Thatsenoughadulting · 28/05/2025 14:17

My DH has in his parenting plan that any requests to change the schedule need to made with 4 weeks notice and a plan for making up the time. The parent who's time is being affected gets final say on whether the schedule change goes ahead.

I wish courts had a better understanding that vague statements such as "holidays to be split" are not helpful and can be abused.

SemperIdem · 29/05/2025 00:02

The landscape is entirely changed by the fact your DH is a teacher and therefore has a solid crossover of time off between him and his daughter.

If he wasn’t a teacher, this holiday might well make life easier for him, as it does many parents with non term time jobs. It’s extraordinarily unfair for them to expect him to just give up time with his daughter and borderline abusive for them to involve her in the way they have.

The co-parenting relationship isn’t working, he needs to take it back to court.

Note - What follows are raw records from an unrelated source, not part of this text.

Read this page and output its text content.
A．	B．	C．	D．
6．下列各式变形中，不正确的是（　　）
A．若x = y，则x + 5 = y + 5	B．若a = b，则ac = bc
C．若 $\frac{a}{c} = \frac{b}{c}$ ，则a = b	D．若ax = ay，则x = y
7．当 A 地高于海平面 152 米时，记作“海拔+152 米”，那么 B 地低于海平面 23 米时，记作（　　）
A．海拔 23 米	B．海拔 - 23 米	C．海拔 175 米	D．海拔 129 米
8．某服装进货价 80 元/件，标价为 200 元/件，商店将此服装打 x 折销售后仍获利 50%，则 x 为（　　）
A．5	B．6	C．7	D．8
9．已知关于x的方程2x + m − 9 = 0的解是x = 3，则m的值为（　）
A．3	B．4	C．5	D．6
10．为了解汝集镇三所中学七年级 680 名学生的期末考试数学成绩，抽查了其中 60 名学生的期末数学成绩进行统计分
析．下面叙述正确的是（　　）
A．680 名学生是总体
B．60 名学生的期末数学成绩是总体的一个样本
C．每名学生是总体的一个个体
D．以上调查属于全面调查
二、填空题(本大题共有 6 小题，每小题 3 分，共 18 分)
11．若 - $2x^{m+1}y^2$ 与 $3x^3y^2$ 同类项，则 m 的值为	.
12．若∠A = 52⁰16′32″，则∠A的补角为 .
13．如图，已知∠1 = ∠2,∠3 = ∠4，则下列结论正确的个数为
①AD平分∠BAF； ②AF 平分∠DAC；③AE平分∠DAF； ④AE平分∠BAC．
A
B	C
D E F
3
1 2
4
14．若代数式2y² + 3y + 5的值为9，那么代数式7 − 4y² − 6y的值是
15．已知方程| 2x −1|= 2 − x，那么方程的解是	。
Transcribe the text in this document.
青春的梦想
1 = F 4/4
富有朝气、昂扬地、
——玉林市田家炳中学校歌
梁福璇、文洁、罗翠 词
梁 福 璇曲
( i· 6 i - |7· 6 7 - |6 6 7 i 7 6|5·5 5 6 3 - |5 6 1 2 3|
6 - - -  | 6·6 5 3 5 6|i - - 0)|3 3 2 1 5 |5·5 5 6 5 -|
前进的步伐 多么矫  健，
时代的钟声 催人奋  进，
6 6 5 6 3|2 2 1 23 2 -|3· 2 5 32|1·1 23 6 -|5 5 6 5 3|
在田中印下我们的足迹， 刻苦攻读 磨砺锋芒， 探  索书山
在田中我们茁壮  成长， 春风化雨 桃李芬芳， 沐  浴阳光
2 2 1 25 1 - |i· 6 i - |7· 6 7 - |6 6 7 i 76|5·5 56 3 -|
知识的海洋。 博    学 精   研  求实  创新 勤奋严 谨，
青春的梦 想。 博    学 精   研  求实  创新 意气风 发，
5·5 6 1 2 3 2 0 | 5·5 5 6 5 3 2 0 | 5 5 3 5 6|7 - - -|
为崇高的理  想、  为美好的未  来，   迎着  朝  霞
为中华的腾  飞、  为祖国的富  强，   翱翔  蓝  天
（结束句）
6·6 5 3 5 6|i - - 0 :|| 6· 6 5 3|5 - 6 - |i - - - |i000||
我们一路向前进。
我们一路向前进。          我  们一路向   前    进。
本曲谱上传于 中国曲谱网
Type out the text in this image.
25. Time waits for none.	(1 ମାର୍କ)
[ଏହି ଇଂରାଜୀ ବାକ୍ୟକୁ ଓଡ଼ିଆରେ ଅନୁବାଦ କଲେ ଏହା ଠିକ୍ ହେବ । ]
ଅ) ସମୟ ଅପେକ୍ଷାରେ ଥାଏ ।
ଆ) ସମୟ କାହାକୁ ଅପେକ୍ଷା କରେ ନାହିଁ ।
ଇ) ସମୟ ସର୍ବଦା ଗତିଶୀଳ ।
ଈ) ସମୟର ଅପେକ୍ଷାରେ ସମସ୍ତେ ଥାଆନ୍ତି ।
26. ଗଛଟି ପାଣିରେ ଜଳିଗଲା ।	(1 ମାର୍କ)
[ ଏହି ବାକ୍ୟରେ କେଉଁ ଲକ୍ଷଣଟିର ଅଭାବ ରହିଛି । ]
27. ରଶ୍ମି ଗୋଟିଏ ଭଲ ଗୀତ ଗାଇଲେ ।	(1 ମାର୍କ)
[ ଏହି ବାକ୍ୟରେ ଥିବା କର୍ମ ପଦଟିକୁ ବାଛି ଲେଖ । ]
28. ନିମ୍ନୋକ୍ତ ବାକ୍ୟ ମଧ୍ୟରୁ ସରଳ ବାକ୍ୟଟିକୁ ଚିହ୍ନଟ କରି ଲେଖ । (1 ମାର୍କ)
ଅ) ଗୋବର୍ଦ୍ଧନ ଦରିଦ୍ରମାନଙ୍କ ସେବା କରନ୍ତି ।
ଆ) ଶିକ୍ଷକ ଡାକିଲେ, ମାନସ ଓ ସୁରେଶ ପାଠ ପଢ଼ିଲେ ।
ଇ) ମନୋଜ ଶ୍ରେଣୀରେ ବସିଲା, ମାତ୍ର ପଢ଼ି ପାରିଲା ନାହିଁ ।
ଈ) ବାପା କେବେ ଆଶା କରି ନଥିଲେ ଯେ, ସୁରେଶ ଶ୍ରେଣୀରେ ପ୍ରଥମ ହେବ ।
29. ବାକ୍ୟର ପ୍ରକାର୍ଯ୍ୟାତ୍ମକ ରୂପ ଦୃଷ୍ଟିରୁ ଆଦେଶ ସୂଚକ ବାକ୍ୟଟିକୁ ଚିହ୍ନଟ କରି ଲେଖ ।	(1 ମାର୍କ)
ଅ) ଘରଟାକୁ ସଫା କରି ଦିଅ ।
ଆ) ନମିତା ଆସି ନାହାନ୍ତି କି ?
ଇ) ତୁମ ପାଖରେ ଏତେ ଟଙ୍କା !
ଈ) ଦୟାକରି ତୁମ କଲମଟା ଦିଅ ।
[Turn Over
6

converseandjeans · 29/05/2025 10:38

I think the issue is that his daughter wants to go on holiday & so whether or not it’s during the allocated contact time or not is irrelevant. If she is told she can’t go & has to spend time with her Dad then she will just be upset that she loses out on what she wants to do. So I doubt she would be up for whatever her Dad decides to do as it won’t be the holiday.
I can see that it’s difficult for him. Could he take her in the 6 weeks away somewhere?